Yesterday we packed up my father, TB the Elder.
Packing him up was easier and more difficult than packing for my mother. Easier, because there is not a sense of secrecy as we go about looking at things, of having to have a ready answer for "why we are taking that".
Harder, in that my father is very clear what we are doing.
He is less concerned with some things. The practical matters of things like towels and linens and dishes he is little concerned with, and I sincerely doubt he knows which clothes we have selected for him. He seems surprised as we haul a bed frame and mattress past him (he has slept on the couch for years; the facility tells us the medical staff will not like that so down the the bed goes). We debate which recliner to take; he finally shrugs and says "Whatever". We take the one that he sits in next to the fireplace now.
His concern are the pictures.
My sister has done a good job, grabbing pictures that my father has mentioned as well as ones which she thinks he will want. There are far more going than went for my mother, but then again my father remembers more. They are mostly pictures of the grandchildren, both mine and my sister's, with a healthy grouping of pictures of he and my mother. I assume there are one or two of us there as well; as children, we often rate somewhat below the grandchildren and slightly above remembered pets.
He just sits and watches as we trundle past, slowly transferring what seems essential to his life in a new location. His grief and sadness are palpable as they are largely unspoken - when my sister asks him how he is doing, he just says how much he misses my mother.

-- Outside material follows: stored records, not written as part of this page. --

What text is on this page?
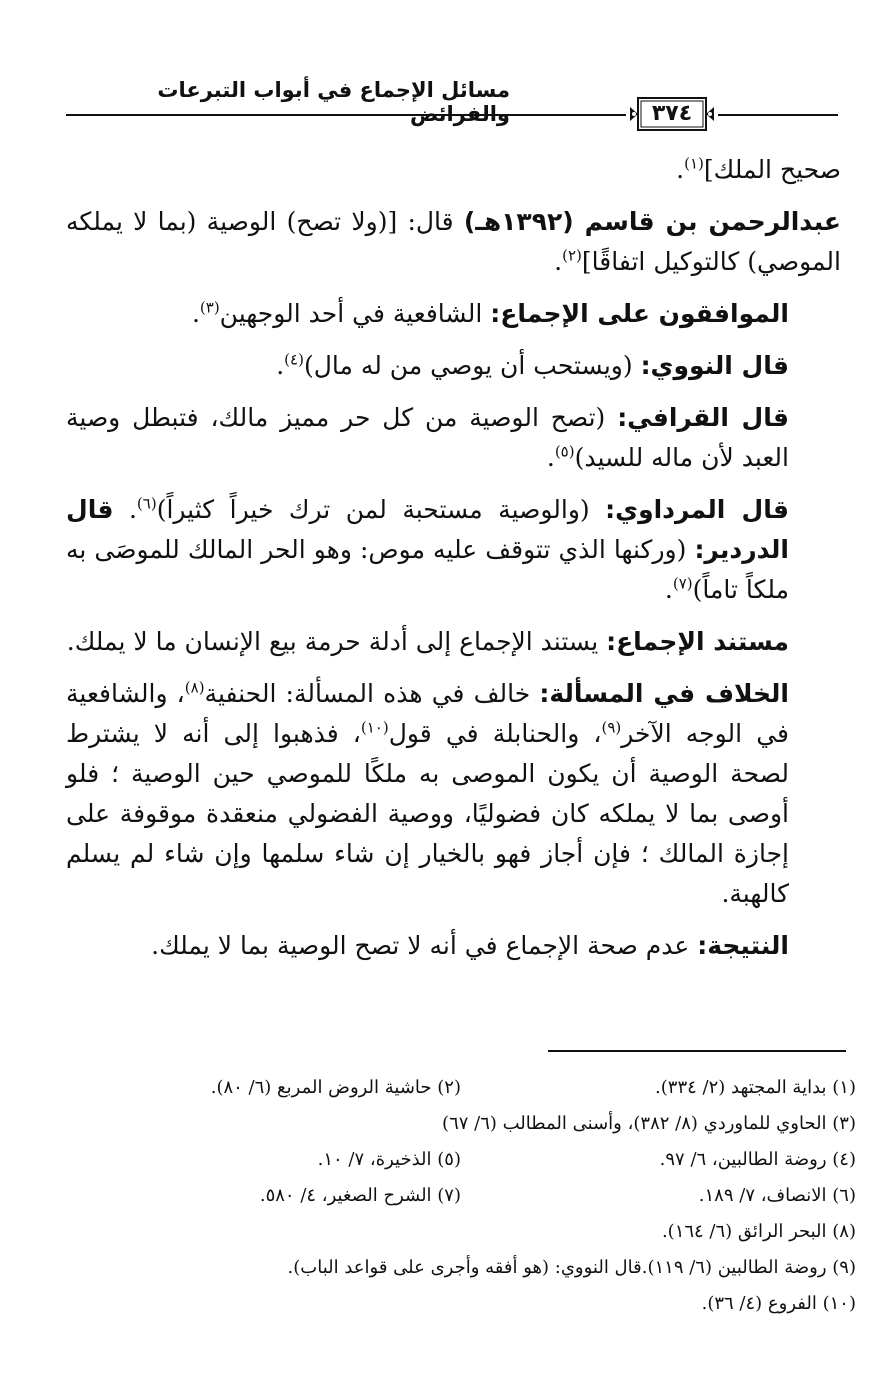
مسائل الإجماع في أبواب التبرعات والفرائض	٣٧٤

صحيح الملك]$^{(١)}$.

عبدالرحمن بن قاسم (١٣٩٢هـ) قال: [(ولا تصح) الوصية (بما لا يملكه الموصي) كالتوكيل اتفاقًا]$^{(٢)}$.

الموافقون على الإجماع: الشافعية في أحد الوجهين$^{(٣)}$.

قال النووي: (ويستحب أن يوصي من له مال)$^{(٤)}$.

قال القرافي: (تصح الوصية من كل حر مميز مالك، فتبطل وصية العبد لأن ماله للسيد)$^{(٥)}$.

قال المرداوي: (والوصية مستحبة لمن ترك خيراً كثيراً)$^{(٦)}$. قال الدردير: (وركنها الذي تتوقف عليه موص: وهو الحر المالك للموصَى به ملكاً تاماً)$^{(٧)}$.

مستند الإجماع: يستند الإجماع إلى أدلة حرمة بيع الإنسان ما لا يملك.

الخلاف في المسألة: خالف في هذه المسألة: الحنفية$^{(٨)}$، والشافعية في الوجه الآخر$^{(٩)}$، والحنابلة في قول$^{(١٠)}$، فذهبوا إلى أنه لا يشترط لصحة الوصية أن يكون الموصى به ملكًا للموصي حين الوصية ؛ فلو أوصى بما لا يملكه كان فضوليًا، ووصية الفضولي منعقدة موقوفة على إجازة المالك ؛ فإن أجاز فهو بالخيار إن شاء سلمها وإن شاء لم يسلم كالهبة.

النتيجة: عدم صحة الإجماع في أنه لا تصح الوصية بما لا يملك.

(١) بداية المجتهد (٢/ ٣٣٤).
(٢) حاشية الروض المربع (٦/ ٨٠).
(٣) الحاوي للماوردي (٨/ ٣٨٢)، وأسنى المطالب (٦/ ٦٧)
(٤) روضة الطالبين، ٦/ ٩٧.
(٥) الذخيرة، ٧/ ١٠.
(٦) الانصاف، ٧/ ١٨٩.
(٧) الشرح الصغير، ٤/ ٥٨٠.
(٨) البحر الرائق (٦/ ١٦٤).
(٩) روضة الطالبين (٦/ ١١٩).قال النووي: (هو أفقه وأجرى على قواعد الباب).
(١٠) الفروع (٤/ ٣٦).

He goes to bed at 7:00 PM tonight, the earliest he has gone since I have been here. When I ask him if everything is okay, he just shrugs and says he misses my mother. Sleep is a way to escape the reality of the pain, the memoryless hole where we find visions and confusion and occasionally, rest.
And so I sit here in the computer room off the side of the living room, working in the flickering light and darkness of the ;laptop screen. If I look through the glass panes of the closed door, I can see the flickering of the television and beyond that the orange and blue flames of the fire in the stove, slowly burning away to keep out the cold of the rain that I hear pouring down outside in the darkness - the fire that has burned here all winter for over 20 years. My father has gone to sleep, dreaming the dreams of old men who have had full lives and now find themselves in a place they had not imagined.
I look out the window into the darkness. The rain only comes down harder, giving me no answers except for its fury.